Figure 9 illustrates the setup of the workspace environment used to acquire object data. An overhead camera (Logitech HD C270) is mounted in the center of the workspace to capture images. The camera is positioned at a height of 0.37 m. This height can be adjusted because the four circular boundary markers are used to calibrate pixel distances. The workspace environment assumes a fixed lighting condition of approximately 350 lux, which is the typical level for focused activity [21].

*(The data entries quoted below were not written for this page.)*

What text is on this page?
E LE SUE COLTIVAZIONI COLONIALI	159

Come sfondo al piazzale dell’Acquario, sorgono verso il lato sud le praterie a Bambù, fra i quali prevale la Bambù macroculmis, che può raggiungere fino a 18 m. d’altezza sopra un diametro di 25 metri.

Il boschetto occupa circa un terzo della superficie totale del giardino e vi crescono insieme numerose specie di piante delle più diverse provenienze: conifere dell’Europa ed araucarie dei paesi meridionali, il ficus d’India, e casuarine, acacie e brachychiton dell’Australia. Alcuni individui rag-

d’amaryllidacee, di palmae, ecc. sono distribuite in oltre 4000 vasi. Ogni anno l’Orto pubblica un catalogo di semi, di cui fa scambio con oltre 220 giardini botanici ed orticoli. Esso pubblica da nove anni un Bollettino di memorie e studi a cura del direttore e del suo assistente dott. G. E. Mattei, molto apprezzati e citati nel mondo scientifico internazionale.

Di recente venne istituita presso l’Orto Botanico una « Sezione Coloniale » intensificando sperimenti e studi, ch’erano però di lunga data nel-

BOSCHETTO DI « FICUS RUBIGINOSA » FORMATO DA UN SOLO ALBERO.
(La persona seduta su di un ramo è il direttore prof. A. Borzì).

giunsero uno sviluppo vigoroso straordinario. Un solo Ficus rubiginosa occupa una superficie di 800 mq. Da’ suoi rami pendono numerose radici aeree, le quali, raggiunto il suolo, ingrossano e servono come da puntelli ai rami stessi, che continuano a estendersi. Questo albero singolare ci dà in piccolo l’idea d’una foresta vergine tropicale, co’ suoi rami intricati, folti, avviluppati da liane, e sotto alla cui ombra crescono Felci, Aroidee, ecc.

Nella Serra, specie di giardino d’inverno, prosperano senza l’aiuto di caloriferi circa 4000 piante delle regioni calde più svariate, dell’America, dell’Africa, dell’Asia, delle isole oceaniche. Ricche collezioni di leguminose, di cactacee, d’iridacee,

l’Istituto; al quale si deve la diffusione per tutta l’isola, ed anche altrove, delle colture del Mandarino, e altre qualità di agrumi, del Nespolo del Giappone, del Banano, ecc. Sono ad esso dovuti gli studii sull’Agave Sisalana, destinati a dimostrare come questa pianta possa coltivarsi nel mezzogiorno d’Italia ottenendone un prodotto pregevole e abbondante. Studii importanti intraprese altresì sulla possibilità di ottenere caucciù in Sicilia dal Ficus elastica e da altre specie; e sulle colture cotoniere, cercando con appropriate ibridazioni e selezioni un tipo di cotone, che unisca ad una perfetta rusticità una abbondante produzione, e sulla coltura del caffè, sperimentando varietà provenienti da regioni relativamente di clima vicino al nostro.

The collected data are used by an object classification system to sort electronic parts [6]. An overview of the system is presented in Figure 10. The captured camera image is passed into the object detection process (Section 3.1) for detecting instances of unclassified objects and their locations. The unclassified object images (regions of interest, ROI) are resized to conform to the classification process requirements. After resizing, the classification process matches the unclassified object images to an object class it has been trained to recognize. Training the classifier is the primary purpose of the dataset presented in this paper (Section 3.2). After classification, an object can be moved from the workspace to a desired target location.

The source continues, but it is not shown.